En otra época, la cárcel pública de Vanai había sido una casa de fieras. En la antigüedad, los dragones habían acechado en la amplia plaza y se habían bañado en la gran fuente que había en su centro. En el perímetro, un foso profundo, y luego grandes jaulas de tres pisos de altura. La fachada de jade de dragón estaba tallada con las figuras de los animales que una vez estuvieron atrapados detrás de los barrotes de hierro: leones, grifos, grandes serpientes de seis cabezas, lobos, osos y enormes aves con pechos de mujer.

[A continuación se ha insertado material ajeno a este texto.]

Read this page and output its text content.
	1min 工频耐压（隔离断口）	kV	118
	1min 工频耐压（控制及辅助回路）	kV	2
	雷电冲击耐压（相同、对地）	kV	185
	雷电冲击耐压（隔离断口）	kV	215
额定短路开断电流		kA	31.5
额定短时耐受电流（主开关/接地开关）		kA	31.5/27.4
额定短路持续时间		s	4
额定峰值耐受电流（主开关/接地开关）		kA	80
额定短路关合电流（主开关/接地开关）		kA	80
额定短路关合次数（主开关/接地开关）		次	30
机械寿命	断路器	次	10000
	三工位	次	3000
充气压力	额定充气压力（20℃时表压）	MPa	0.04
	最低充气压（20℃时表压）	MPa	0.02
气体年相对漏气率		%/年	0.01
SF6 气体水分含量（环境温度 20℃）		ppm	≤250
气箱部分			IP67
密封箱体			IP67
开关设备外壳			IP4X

Entre ellas, columnas rematadas con las formas de las trece razas de la humanidad: los altos y espigados tralgu, los córneos timzinae, los yemmu de prominentes colmillos, y así sucesivamente. El dartinae incluso tenía pequeños braseros metidos en las cuencas de los ojos para imitar el brillo de su mirada, aunque ya nadie los encendía. El tiempo y la lluvia habían erosionado las figuras, y el agua herrumbrosa que caía de los barrotes oxidados había dejado marcas negras en sus superficies, pero nada había erosionado el jade del dragón, ni nada había podido romperlo. Pero los propios animales ya no estaban, y ahora, en su lugar, solo había personas.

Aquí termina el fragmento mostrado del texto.